Janus Henderson Reveals Market-Undervalued Corporate Credit Quality

According to a report by Janus Henderson Investors, corporate credit quality is weaker than financial markets currently anticipate. The report suggests that defaults are likely to increase in the second half of the year. Indicators such as debt loads, access to capital markets, cash flow, and earnings continue to show signs of deterioration. The asset manager’s global credit risk monitor also highlights tighter lending standards, higher refinancing costs, and a slowing economy as factors that will impact the credit quality of corporates.

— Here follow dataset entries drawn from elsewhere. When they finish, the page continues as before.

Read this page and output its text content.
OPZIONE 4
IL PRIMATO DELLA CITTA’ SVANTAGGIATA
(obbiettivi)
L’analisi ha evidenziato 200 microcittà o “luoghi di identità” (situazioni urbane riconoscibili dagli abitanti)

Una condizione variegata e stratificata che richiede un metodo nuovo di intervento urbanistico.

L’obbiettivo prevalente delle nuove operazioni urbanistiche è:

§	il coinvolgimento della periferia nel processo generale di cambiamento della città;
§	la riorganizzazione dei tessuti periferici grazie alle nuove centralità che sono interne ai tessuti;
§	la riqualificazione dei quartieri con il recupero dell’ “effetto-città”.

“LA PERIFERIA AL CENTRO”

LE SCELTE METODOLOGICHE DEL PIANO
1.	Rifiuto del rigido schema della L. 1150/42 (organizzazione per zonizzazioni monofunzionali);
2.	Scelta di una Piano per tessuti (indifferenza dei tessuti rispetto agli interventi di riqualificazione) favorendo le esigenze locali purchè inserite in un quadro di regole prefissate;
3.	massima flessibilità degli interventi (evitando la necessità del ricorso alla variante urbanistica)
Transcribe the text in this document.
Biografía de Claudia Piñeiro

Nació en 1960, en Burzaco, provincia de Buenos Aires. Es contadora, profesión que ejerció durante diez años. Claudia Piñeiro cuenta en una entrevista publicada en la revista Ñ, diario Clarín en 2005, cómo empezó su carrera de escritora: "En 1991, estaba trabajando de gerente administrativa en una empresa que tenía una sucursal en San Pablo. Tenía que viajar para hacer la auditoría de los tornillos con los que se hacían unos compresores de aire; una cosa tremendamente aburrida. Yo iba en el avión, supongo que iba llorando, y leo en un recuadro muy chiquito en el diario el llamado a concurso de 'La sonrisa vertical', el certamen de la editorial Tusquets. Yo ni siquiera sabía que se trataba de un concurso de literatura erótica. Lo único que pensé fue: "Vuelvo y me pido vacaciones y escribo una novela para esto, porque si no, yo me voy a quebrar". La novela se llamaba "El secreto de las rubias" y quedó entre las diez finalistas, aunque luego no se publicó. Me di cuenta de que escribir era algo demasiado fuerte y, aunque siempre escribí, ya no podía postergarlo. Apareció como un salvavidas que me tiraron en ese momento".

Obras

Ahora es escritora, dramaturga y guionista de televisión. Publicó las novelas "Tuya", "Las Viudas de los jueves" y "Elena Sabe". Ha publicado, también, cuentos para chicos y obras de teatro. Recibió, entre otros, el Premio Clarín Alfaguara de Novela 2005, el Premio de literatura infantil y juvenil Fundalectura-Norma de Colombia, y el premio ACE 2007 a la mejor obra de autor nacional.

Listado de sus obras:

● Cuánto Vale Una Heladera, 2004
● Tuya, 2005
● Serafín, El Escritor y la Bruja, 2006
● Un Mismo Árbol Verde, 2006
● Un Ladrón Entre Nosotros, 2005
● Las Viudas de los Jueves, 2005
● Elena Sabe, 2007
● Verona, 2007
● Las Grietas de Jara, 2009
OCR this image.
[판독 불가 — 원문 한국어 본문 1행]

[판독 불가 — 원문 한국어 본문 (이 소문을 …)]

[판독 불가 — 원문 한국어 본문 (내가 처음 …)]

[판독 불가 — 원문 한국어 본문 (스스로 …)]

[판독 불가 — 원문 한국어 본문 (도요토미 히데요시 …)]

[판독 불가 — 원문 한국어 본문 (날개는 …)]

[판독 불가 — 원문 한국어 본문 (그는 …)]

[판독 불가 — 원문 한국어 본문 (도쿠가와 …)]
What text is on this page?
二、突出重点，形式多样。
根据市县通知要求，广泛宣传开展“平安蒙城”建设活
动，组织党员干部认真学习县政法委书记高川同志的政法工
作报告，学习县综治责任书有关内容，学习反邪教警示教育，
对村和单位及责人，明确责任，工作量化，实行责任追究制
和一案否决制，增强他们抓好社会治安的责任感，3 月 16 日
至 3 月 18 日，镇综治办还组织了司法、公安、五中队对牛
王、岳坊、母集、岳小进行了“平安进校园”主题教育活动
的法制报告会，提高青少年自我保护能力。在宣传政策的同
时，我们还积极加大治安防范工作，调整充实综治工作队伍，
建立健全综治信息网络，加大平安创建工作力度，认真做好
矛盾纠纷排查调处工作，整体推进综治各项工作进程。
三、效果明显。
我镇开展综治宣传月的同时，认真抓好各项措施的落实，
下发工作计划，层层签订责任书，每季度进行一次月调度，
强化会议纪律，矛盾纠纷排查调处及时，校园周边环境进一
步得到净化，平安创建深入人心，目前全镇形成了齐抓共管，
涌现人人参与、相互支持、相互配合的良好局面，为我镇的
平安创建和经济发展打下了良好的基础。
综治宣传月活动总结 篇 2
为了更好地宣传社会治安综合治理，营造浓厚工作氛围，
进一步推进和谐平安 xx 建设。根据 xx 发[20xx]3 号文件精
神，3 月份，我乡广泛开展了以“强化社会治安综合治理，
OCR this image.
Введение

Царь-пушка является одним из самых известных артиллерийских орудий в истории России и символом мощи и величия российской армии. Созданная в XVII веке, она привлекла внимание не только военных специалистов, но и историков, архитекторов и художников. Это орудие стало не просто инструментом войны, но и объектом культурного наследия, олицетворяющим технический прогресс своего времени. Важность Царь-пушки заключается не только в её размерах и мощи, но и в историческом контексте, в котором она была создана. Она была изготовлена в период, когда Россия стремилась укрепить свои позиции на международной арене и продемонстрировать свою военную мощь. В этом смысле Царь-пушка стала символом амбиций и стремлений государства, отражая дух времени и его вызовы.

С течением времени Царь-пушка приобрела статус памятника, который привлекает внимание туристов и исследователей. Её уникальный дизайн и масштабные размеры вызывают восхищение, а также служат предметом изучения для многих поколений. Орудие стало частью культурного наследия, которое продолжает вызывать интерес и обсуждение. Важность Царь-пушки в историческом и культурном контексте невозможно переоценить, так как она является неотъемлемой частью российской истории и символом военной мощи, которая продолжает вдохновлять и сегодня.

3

The report predicts that defaults could pick up in the second half, although at a slower pace than in previous cycles. It also notes a trend of small businesses filing for bankruptcy, which is expected to spread into capital markets. S&P Global predicts default rates for U.S. and European sub-investment grade companies to rise by March 2024. French retailer Casino is one example of a debt-laden firm that has been downgraded and forced to negotiate with creditors to restructure its liabilities.

Despite rising default risks, investors have remained largely unaffected by the low cost of insuring exposure to European junk-rated corporates. Janus Henderson Investors warns that markets have been pricing in a more muted credit default cycle. However, the asset manager believes that more “trouble credits” will emerge due to the impact of tighter policies, although the timeline for this may be protracted.